PaddleOCR Document Parsing V2
PassAudited by ClawScan on May 1, 2026.
Overview
The skill matches its stated OCR purpose, but it uploads chosen documents to a configured PaddleOCR service and uses an API token, so only process files you are comfortable sharing.
Before installing, verify that PADDLEOCR_API_URL and PADDLEOCR_JOB_URL point to endpoints you trust, use a limited/revocable PaddleOCR token, and do not process confidential documents unless you are comfortable uploading them to that service.
Findings (3)
Artifact-based informational review of SKILL.md, metadata, install specs, static scan signals, and capability signals. ClawScan does not execute the skill or run runtime probes.
If the API URL is set incorrectly or to an untrusted endpoint, the PaddleOCR token could be exposed.
The script uses the PaddleOCR access token in API authorization headers. This is expected for the OCR service, but the token is sent to the configured endpoint.
"Authorization": f"token {token}"Use a trusted PaddleOCR endpoint, keep the token scoped and revocable, and avoid sharing the token in logs or chats.
Documents may contain private, business, or regulated information that will be sent to the configured OCR provider.
For local files, the script reads the selected document, encodes it, and posts it to the configured OCR API. This is central to the skill's purpose but means document contents leave the local machine.
file_bytes = path.read_bytes()
file_data = base64.b64encode(file_bytes).decode("ascii")

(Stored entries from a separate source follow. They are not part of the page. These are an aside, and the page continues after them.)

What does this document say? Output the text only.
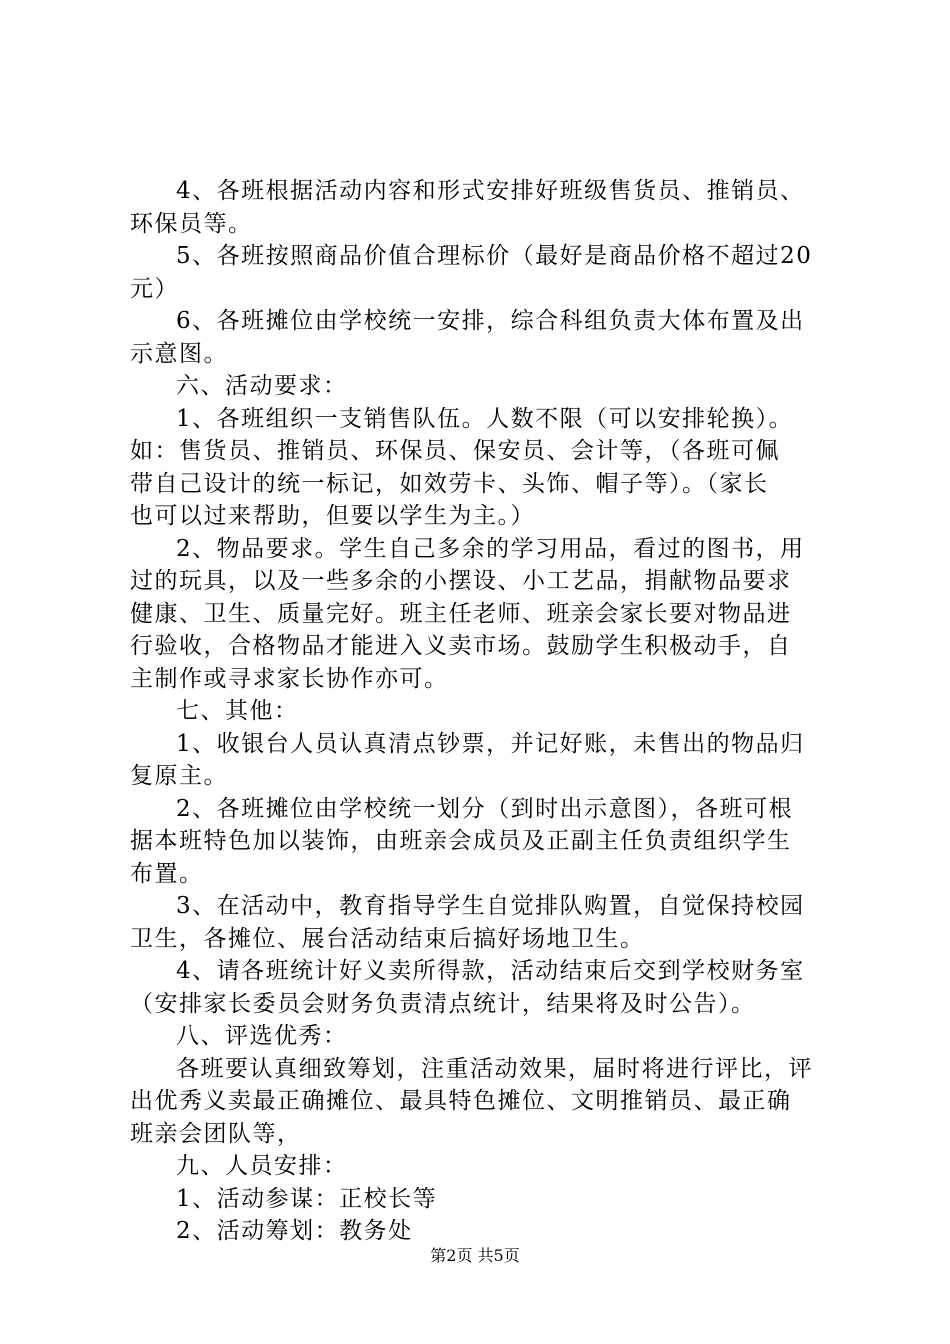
4、各班根据活动内容和形式安排好班级售货员、推销员、
环保员等。
5、各班按照商品价值合理标价（最好是商品价格不超过20
元）
6、各班摊位由学校统一安排，综合科组负责大体布置及出
示意图。
六、活动要求：
1、各班组织一支销售队伍。人数不限（可以安排轮换）。
如：售货员、推销员、环保员、保安员、会计等，（各班可佩
带自己设计的统一标记，如效劳卡、头饰、帽子等）。（家长
也可以过来帮助，但要以学生为主。）
2、物品要求。学生自己多余的学习用品，看过的图书，用
过的玩具，以及一些多余的小摆设、小工艺品，捐献物品要求
健康、卫生、质量完好。班主任老师、班亲会家长要对物品进
行验收，合格物品才能进入义卖市场。鼓励学生积极动手，自
主制作或寻求家长协作亦可。
七、其他：
1、收银台人员认真清点钞票，并记好账，未售出的物品归
复原主。
2、各班摊位由学校统一划分（到时出示意图），各班可根
据本班特色加以装饰，由班亲会成员及正副主任负责组织学生
布置。
3、在活动中，教育指导学生自觉排队购置，自觉保持校园
卫生，各摊位、展台活动结束后搞好场地卫生。
4、请各班统计好义卖所得款，活动结束后交到学校财务室
（安排家长委员会财务负责清点统计，结果将及时公告）。
八、评选优秀：
各班要认真细致筹划，注重活动效果，届时将进行评比，评
出优秀义卖最正确摊位、最具特色摊位、文明推销员、最正确
班亲会团队等，
九、人员安排：
1、活动参谋：正校长等
2、活动筹划：教务处
第2页 共5页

response = requests.post(api_url, json=payload, headers=headers, timeout=600)Only parse documents you are allowed to upload, confirm the provider's retention/privacy terms, and avoid using this on highly sensitive files unless approved.
It may be harder to independently verify the package origin or compare it with an upstream project.
The registry information does not identify a source repository. The included scripts are visible and no install-time download is shown, so this is a provenance note rather than a behavior concern.
Source: unknown
Review the included scripts before use and prefer installing from publishers or repositories you trust.